8 in 10 Americans would like one trusted person to help them figure out their health care, according to the Accolade Consumer Healthcare Experience Index Poll, conducted by The Harris Poll. The study gauged how Americans feel about their healthcare, especially focusing on employer-sponsored health insurance.
One-third of people (32%) aren’t comfortable with navigating medical benefits and the healthcare system; a roughly percentage of people aren’t comfortable with their personal knowledge to make financial investments, either (35%). Buying a car, a home, technology and electronics? Consumers are much more comfortable shopping for these things.
Consumers say that the most onerous aspects of managing personal health care are coordinating all of the different aspects of benefits (55%), understanding what the care will cost them (53%), and selecting and understanding their health benefits (50%). A plurality of consumers are also concerned about making sure their claims and bills are paid correctly (45%).
For employers, employees’ healthcare hassles spill over into the workplace and productivity: 9 in 10 consumers say they deal with health benefits and health-related issues while at work, spending 3.5 hours each month dealing with healthcare issues.

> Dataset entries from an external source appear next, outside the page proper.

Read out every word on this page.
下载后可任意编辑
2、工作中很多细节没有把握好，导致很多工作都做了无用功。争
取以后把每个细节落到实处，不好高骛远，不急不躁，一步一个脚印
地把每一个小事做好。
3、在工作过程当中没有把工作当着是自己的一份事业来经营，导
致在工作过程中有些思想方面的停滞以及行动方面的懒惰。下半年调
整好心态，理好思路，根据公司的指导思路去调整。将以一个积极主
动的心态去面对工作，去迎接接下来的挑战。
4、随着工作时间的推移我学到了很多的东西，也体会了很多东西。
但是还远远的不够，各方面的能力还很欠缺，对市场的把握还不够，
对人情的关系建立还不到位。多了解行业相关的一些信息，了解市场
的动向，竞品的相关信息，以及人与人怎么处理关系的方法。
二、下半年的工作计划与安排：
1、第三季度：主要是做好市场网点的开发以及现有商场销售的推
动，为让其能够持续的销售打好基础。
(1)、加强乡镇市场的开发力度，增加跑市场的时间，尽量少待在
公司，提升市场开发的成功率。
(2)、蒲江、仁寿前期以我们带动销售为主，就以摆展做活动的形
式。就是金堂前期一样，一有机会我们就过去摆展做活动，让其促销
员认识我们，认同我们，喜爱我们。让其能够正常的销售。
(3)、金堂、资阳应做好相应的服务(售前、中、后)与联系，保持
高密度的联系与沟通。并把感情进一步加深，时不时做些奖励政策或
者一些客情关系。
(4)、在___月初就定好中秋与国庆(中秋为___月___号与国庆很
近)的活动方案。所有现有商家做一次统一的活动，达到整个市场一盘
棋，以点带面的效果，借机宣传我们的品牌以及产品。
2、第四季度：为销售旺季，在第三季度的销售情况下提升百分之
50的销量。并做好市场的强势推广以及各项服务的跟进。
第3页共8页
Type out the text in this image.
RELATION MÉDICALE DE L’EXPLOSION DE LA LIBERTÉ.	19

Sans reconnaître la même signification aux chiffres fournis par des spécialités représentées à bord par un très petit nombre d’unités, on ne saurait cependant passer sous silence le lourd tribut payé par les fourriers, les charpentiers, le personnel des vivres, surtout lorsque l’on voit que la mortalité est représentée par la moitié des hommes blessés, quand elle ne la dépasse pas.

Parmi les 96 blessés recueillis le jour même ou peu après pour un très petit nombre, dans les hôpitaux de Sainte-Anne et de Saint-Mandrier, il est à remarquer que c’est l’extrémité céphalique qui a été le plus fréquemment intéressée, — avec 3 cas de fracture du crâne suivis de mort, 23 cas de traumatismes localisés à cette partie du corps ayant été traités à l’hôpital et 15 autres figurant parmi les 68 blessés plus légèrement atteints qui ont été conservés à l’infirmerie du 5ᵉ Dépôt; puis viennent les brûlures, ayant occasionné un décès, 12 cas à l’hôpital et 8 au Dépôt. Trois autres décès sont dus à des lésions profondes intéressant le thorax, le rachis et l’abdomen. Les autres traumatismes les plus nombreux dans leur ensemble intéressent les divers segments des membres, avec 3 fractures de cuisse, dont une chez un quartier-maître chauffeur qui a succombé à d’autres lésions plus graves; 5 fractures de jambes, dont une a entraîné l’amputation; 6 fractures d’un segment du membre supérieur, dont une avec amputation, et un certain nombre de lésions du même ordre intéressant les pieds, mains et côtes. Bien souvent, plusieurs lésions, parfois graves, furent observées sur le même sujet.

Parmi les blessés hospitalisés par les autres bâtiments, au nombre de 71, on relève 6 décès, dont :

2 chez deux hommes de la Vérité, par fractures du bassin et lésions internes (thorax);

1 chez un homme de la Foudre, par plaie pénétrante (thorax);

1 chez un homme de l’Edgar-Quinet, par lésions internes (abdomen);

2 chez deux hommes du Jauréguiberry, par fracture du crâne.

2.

Due to dealing with health issues or benefits, 28% say they’re distracted, anxious, or stress-filled, and 22% say they’ve missed work as a result of dealing with health issues or benefits.
The Harris Poll surveyed 2,046 adults 18 and over in September 2015, among whom 1,536 had health insurance through their employer, private insurance, or Medicare.
Health Populi’s Hot Points: What consumers say they don’t need is more programs to help them manage health like wellness tools and digital/mobile apps; they’re looking for support to help them manage what’s already offered, and to navigate the labyrinthine, fragmented, complex healthcare system.
Thus, the 80% of consumers say they would value a single, trusted source to help them with their healthcare needs. Call this a healthcare concierge, sherpa, coach.
That individual is not the doctor (today). 70% of consumers in this study see their doctor as their go-to trusted health care resource. However, only 16% of people told Accolade that their physician takes time to better understand their personal and life situation, not just their medical issue, during their visit. But the vast majority of consumer-patients would value their physicians being more engaged in holistically discussing their lives.
The detail in those lives — the social determinants of health, like job and food security, healthy social relationships, moderate drinking, and safe homes and neighborhoods — are the stuff that can prevent people from filling prescriptions and taking medicines, staying resilient when battling cancer, and managing lifestyle-related conditions like diabetes and gut conditions. Meaningful conversations between clinicians and care providers with patients can help bolster clinical outcomes. When the clinician or provider doesn’t have time for such meaningful interactions, new health system entrants such a digitally-enabled care concierges and avatars for conversations are beginning to connect these dots.